At one time he was a youngster being told to sit down and wait for the teacher.

He was the teacher.

Today work colleagues joke that they should digitalise Greg Banks and inject him directly into the WITT network.

Network engineer Greg was honoured by colleagues on Thursday as he clocked up 30 years’ service to the polytechnic which is now WITT.

IT Manager Tony Harris said Greg has shown devotion to WITT and had made himself a “font of all knowledge”.

Greg regaled colleagues with tales of a teenager who was teaching a Level 1 night class in electrical trades at 17 because the regular tutor had fallen ill.

“I was a Level 3 apprentice teaching apprentices, but I was scoring in the top percentiles in exams.

“Then they asked me to teach another class where all the students were at least 20 years older than me.

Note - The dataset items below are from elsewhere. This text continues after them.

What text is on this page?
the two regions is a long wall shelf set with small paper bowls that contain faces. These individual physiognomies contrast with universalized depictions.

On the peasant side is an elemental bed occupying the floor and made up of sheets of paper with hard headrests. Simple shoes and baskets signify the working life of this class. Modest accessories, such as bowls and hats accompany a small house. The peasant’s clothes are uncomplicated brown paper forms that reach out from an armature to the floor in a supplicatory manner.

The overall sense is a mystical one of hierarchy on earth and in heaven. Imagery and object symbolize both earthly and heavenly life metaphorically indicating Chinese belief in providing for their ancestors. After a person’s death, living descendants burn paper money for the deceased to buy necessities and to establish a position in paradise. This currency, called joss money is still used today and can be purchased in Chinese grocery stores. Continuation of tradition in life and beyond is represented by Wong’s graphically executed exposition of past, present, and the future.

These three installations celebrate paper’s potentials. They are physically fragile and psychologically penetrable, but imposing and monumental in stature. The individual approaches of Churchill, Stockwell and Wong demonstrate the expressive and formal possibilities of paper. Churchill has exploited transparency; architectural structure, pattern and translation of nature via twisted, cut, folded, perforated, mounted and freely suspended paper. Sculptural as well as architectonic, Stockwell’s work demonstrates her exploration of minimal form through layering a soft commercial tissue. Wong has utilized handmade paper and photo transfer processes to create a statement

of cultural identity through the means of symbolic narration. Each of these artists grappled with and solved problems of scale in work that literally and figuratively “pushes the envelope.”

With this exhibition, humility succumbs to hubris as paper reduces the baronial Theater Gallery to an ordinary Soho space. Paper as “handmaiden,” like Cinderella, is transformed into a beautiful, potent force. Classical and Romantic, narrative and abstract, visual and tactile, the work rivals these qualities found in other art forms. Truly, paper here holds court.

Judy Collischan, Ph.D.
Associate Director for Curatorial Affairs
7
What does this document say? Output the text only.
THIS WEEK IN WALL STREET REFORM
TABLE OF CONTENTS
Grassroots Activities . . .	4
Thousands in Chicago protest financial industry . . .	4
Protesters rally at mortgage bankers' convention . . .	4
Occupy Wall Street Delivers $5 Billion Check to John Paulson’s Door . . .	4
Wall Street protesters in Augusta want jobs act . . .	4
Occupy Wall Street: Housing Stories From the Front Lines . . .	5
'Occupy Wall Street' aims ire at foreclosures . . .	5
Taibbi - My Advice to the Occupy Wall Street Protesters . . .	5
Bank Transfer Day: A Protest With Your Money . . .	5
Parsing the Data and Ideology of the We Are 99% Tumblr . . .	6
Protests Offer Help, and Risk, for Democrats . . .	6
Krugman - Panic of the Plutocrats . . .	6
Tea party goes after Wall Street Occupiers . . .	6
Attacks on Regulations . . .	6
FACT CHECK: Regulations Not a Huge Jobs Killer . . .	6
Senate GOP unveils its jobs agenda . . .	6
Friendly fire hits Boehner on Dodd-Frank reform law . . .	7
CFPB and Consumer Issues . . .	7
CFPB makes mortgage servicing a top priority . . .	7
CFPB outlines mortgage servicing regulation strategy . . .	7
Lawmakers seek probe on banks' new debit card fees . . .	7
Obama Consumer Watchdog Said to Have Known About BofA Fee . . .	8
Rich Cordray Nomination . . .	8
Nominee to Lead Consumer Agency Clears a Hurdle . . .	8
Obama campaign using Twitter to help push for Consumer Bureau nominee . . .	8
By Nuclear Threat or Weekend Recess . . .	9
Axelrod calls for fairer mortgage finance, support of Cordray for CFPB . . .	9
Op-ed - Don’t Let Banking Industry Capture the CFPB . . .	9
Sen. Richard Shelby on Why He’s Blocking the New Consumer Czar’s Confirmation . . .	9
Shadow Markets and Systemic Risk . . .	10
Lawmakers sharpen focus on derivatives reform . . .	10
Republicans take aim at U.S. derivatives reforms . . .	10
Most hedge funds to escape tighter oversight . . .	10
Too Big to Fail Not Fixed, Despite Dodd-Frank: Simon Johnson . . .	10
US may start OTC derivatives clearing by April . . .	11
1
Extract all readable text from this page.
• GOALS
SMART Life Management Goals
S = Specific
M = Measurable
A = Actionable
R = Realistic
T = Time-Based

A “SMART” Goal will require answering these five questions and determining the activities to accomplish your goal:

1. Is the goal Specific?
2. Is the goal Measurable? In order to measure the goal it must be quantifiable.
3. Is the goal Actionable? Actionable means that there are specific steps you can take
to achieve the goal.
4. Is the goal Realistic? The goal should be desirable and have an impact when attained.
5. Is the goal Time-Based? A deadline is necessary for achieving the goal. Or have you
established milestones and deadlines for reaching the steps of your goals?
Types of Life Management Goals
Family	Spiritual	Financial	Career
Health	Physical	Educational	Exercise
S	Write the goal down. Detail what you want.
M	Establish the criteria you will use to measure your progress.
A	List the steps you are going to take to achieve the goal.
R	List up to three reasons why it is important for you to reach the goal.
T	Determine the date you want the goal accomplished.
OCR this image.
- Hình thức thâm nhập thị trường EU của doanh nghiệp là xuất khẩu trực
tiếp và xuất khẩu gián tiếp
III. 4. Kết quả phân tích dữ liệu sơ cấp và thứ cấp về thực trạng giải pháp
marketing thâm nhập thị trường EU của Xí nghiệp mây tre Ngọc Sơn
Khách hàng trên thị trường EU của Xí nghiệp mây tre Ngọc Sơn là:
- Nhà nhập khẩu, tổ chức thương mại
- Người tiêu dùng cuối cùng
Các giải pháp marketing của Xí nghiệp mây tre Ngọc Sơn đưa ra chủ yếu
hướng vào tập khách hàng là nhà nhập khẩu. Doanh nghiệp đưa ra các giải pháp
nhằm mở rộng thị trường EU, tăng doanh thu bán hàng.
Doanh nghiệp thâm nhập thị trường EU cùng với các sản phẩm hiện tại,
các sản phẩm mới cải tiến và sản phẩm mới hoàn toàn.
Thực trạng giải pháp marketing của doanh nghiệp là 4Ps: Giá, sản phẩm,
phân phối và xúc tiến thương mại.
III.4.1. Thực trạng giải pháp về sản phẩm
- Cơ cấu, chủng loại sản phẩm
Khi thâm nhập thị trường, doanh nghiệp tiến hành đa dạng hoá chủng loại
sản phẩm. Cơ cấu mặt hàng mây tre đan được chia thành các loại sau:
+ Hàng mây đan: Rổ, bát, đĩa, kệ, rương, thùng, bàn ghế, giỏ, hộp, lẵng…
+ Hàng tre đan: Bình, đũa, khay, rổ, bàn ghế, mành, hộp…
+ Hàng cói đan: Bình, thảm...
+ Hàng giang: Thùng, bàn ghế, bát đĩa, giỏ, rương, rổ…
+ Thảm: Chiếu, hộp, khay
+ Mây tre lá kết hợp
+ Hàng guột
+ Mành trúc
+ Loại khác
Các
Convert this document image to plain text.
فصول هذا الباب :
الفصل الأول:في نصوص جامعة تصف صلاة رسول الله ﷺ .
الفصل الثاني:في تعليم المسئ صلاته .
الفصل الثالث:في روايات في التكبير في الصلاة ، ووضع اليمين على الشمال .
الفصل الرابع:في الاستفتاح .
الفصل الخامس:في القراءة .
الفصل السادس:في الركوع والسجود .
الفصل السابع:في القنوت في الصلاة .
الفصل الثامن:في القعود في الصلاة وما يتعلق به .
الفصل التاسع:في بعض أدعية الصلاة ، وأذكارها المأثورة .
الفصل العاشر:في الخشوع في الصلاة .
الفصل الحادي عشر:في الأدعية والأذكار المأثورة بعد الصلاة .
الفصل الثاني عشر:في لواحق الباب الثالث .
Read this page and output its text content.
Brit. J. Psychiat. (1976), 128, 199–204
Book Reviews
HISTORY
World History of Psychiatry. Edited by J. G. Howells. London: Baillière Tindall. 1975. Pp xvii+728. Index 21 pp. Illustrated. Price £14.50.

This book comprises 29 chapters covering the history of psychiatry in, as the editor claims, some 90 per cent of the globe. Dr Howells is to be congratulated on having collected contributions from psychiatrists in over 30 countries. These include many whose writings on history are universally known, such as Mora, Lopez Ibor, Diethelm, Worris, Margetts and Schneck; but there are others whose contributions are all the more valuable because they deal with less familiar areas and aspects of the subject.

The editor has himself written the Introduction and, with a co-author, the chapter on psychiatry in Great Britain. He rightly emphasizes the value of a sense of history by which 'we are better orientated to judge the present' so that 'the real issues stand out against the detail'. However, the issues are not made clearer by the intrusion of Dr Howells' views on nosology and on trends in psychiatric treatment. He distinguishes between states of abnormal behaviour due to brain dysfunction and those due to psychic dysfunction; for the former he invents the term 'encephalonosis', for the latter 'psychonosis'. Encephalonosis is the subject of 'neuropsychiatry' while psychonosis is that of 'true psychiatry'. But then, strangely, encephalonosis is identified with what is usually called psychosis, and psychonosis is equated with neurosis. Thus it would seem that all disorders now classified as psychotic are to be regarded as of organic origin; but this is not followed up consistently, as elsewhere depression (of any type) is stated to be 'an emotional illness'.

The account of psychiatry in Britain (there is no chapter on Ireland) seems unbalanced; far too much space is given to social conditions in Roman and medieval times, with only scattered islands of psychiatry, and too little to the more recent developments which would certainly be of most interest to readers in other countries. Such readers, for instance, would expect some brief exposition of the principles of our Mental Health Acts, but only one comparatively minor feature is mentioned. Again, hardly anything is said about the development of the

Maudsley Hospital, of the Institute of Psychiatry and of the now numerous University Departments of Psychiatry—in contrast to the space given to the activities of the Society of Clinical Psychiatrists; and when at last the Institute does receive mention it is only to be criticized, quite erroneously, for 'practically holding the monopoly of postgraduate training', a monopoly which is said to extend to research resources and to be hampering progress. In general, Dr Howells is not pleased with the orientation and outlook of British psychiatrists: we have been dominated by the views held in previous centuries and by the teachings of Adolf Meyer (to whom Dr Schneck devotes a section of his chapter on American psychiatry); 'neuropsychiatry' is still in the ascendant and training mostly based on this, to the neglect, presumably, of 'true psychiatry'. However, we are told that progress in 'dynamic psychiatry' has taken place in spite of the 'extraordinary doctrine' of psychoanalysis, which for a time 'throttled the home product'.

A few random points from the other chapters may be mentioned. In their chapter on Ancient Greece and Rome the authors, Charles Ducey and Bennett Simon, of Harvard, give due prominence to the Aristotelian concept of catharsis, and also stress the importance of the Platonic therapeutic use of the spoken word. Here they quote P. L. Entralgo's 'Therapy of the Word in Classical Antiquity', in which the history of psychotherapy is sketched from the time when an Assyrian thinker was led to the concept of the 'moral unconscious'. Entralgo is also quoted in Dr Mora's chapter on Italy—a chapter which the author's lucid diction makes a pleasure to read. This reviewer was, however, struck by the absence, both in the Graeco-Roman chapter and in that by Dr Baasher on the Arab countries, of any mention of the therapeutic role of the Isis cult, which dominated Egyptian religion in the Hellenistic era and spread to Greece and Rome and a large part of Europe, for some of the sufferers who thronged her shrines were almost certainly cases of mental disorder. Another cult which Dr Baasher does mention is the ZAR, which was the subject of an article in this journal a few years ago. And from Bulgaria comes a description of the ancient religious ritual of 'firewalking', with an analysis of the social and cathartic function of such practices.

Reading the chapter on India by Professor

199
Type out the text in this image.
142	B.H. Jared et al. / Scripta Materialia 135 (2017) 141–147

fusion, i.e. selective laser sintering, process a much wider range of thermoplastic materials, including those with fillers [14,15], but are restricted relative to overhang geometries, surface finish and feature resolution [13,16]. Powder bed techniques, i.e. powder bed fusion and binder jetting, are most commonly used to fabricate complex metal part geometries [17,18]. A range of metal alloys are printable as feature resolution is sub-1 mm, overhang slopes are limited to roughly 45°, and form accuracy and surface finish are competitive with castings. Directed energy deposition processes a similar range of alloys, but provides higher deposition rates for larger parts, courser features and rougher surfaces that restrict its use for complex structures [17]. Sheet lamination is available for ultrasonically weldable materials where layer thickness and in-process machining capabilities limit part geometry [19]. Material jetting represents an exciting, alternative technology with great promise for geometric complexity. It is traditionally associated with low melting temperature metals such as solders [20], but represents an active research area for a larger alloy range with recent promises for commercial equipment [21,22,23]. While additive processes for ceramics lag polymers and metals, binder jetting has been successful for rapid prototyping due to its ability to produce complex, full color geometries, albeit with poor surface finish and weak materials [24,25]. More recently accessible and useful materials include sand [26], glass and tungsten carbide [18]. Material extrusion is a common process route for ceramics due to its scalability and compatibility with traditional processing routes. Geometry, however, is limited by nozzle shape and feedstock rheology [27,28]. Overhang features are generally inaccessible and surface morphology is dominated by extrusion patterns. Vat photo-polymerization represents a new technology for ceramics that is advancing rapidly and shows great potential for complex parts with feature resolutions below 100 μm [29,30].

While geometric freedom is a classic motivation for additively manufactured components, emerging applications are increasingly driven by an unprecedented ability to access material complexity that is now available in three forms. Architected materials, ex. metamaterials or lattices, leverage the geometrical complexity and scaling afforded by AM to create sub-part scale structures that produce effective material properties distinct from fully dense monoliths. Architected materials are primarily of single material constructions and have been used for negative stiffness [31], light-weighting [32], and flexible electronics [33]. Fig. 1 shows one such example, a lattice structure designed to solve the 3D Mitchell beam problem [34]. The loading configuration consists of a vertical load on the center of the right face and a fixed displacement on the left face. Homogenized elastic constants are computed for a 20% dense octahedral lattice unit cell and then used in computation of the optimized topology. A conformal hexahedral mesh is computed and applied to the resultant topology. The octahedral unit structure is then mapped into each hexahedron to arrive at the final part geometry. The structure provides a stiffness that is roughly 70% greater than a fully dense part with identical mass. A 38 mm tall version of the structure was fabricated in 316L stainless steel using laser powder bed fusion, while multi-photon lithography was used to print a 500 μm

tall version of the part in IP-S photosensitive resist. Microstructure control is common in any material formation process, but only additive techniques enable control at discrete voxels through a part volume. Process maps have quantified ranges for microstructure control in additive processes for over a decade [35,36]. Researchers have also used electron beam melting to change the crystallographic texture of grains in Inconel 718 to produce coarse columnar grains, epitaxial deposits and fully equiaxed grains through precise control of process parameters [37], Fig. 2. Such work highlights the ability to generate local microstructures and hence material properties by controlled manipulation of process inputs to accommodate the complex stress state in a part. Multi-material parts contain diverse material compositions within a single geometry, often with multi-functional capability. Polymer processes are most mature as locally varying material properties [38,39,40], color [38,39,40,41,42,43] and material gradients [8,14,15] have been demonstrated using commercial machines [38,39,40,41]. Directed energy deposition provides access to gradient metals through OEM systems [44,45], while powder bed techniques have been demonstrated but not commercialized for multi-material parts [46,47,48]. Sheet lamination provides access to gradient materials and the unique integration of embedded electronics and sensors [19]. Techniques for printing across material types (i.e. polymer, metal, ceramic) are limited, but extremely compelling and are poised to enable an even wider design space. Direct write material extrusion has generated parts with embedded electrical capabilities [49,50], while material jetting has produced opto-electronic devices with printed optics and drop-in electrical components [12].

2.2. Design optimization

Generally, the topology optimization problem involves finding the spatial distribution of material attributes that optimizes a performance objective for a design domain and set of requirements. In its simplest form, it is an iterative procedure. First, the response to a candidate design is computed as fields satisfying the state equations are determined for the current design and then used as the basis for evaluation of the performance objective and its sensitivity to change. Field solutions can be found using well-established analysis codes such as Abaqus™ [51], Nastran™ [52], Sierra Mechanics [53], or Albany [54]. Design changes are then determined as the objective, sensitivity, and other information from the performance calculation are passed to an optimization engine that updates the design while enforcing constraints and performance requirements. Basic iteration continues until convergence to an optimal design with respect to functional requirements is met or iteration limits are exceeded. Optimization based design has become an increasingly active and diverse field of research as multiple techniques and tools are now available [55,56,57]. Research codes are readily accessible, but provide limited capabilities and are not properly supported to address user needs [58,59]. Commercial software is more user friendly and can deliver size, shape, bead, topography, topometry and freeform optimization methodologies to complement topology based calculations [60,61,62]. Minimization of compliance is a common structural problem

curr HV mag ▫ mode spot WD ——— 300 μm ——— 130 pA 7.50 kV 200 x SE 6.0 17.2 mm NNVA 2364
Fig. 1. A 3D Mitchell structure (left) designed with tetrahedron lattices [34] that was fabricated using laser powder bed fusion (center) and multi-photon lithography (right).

They were studying for a restricted certificate, electrical - there were plumbers and washing machine and vacuum cleaner repair people.

“When I arrived they saw a young upstart and told me to sit down and wait for the teacher – it took a few week before they accepted me.”

Greg joined the railways, but in the 1980s there was already talk of redundancies and he moved to the Taranaki Polytech as an audio-visual technician.

His arrival in 1989 was duly recorded in the Polytechnic’s first newsletter magazine – Greg still has a mint copy of it.

“We had four computers and a fax machine – and the most common job was replacing the bulbs in overhead projectors… people ended up taking them out and hiding them so no-one else could take them. We had six video TVs and six 16mm movie projectors for movies from the National Film Library – I think we’ve still got one tucked away.

“When marketing did a promotion they would use slides and a Kodak carousel.”

In 1991 WITT had a fledgling IT department and in a performance review Greg was tasked with divorcing himself from it.

No chance.

He became the go-to guy for everything from telephones to cameras – when they were separate items.

“Someone found out I knew a bit about phones, and suddenly I owned them.”

The “telephone man” also had a love of cameras and convinced his neighbour he needed a better one. The neighbour was Chris Hill, who went on to become an award winning photographer.

He will have been one of many whose careers and interests have been influenced by the one-time teenage teacher.

Pictured: The candles outlasted the speeches for Greg Banks’ 30th anniversary at WITT.